Perfect guesser: omniscient God: will not judge imperfectly, will not guess wrong? Always choose eternal life.
More importantly... is Santa a bad guesser? How good of a guesser is he? Christmas is less than a week away and children across this great land of ours would like to take this into account.
Santa arrived here already on 6th of December.
There must be laws against using the word paradox when choice or preference is somewhere in the middle.
Steve Kirsch is offering a 100K (USD) finder's fee for anyone who can procure a taker of his 1 million USD bet that vaccines cause autism. I offered to take the bet and lose, assuming I still get the 100K finder's fee. Is that like picking box A?
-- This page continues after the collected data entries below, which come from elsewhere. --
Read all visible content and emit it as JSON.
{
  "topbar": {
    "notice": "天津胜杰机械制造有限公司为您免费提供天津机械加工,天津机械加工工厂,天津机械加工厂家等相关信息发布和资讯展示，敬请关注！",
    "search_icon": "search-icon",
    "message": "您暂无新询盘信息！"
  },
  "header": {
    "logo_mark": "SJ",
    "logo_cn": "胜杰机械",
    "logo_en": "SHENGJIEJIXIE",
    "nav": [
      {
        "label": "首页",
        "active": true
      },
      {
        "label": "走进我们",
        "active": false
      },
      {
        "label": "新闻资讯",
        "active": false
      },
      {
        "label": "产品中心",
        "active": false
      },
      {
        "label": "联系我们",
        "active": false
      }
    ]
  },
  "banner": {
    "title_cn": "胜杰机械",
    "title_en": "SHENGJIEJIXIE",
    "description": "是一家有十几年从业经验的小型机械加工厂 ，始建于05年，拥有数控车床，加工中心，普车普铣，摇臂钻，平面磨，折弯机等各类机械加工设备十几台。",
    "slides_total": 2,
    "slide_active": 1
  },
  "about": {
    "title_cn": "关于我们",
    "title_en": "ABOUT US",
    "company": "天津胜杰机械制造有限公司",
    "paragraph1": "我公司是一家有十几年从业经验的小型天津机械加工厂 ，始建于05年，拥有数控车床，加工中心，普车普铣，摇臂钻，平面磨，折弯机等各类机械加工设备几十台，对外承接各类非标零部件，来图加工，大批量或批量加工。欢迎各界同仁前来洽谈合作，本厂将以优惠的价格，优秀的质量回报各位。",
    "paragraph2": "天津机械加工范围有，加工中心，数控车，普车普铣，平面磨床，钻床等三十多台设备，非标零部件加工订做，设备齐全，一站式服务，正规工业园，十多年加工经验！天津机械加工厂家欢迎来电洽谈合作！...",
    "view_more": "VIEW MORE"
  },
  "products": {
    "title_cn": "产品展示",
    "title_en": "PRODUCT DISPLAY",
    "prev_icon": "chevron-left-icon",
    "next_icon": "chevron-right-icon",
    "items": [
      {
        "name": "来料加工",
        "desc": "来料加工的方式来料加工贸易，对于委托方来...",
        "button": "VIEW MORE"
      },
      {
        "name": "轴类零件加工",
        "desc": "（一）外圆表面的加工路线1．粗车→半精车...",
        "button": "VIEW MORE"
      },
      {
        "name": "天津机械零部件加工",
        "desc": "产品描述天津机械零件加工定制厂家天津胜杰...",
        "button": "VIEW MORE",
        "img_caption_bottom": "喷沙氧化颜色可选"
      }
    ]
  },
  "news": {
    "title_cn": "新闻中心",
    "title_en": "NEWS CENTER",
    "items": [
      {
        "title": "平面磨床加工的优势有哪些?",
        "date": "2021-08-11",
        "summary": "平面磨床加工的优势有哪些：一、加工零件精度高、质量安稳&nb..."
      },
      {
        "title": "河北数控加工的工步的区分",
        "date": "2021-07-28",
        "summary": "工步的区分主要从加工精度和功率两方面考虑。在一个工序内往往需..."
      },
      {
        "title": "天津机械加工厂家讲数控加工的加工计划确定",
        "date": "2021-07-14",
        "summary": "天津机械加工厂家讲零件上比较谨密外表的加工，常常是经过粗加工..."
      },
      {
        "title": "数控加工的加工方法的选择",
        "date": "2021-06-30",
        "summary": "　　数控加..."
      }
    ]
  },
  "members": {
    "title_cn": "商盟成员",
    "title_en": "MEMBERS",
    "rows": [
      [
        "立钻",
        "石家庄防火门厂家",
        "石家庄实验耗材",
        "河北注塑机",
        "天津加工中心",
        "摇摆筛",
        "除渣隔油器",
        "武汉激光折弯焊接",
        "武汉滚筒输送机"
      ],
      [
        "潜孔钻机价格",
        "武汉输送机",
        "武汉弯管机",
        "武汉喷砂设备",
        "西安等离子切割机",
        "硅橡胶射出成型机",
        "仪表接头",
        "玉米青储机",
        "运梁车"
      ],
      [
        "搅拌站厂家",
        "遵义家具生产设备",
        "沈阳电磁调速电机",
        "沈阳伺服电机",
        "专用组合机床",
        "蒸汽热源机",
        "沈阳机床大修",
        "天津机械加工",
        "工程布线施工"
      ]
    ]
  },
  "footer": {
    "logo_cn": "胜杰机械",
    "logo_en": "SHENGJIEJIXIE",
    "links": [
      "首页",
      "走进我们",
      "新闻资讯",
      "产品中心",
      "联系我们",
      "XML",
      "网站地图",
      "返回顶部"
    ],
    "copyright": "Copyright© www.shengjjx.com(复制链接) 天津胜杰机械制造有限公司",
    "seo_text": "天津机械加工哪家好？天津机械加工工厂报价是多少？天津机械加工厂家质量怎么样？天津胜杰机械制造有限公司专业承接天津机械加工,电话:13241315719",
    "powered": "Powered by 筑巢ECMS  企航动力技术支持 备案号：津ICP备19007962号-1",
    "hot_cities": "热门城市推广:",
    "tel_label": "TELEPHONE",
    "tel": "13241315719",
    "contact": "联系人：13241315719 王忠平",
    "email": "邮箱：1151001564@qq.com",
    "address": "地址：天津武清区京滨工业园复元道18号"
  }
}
I don't see why this is a tough choice. I would pick B for the reason you gave that if I got a million then getting an extra thousand wouldn't be important. A more interesting version would be if you changed the amounts in the two boxes, say putting $75,000 in A, and either $100,000 or nothing in B. Then you could choose B, and get $100,00 if you choice was predicted and Zero if it wasn't. You could also choice both and get either $75,000 in your choice is predicted or $175,000 in it wasn't. Then the correct play is harder to determine, especially if you know that the Guesser is very good but not perfect.
>Speaking for myself, if I could get the million I wouldn’t care about the extra thousand.
And this is why you get to Utility Functions rather than merely Expected Value in Economics.
So rather than Expected Value, you want your Expected Utility to be greater. What's your Utility Function? That is very subjective, unquantifiable, let alone reduced to a single equation, and the best you can do is deduce it by what you want to do given certain positions.
Often, utility functions are risk averse. This is why you have insurance, for instance. The more risk-averse, the less incentive there is to pick A+B.
Risk-neutral utility is simply expected value.
The more risk-taking, the more incentive there is to pick A+B.
Good point, re: free will. At some point along the line, many people decided to forgert that the will is an intellective appetite, not an unlimited faculty reliant on total unpredictability.
All that's necessary for the will to be free is for it to be at least partly undetermined, not unpredictable.
0 - still blocked on your site
---
My original comment (2020) was along the lines of the prisoner's dilemma: just tell the guesser (in advance?) that you will pick B and then do that. - and that, I think, holds.
However..
1 - the utility argument governs, I think, the actual response a real person would offer. In theory risking the loss of $1000 on the chance of getting $1E6+ makes sense every time - but, in the real world, that $1000 could make a significant difference to someone's short term future and so be worth (in the utility sense) far more than even a high liklihood bet on getting $1E6+. Maybe the NSF would give you a $1E9 grant to try this on street people? (just tell them that giving it to you will keep the money out of Trump's hands.)
2 - you write " So it seems to follow that because God is omniscient, it does not follow that we do not have free will." and this reflects, I think, your general view of determinism - but it's wrong, or, at least, unnecessary because the illusion of free will in a fully deterministic universe is made indistinguishable from the real thing by our lack of information. I am not omniscient (obvious evidence to the contrary not withstanding) and so have to make decisions under conditions of uncertainty, while an omniscient being would, of course, already know what mistakes I am going to make. etc. etc.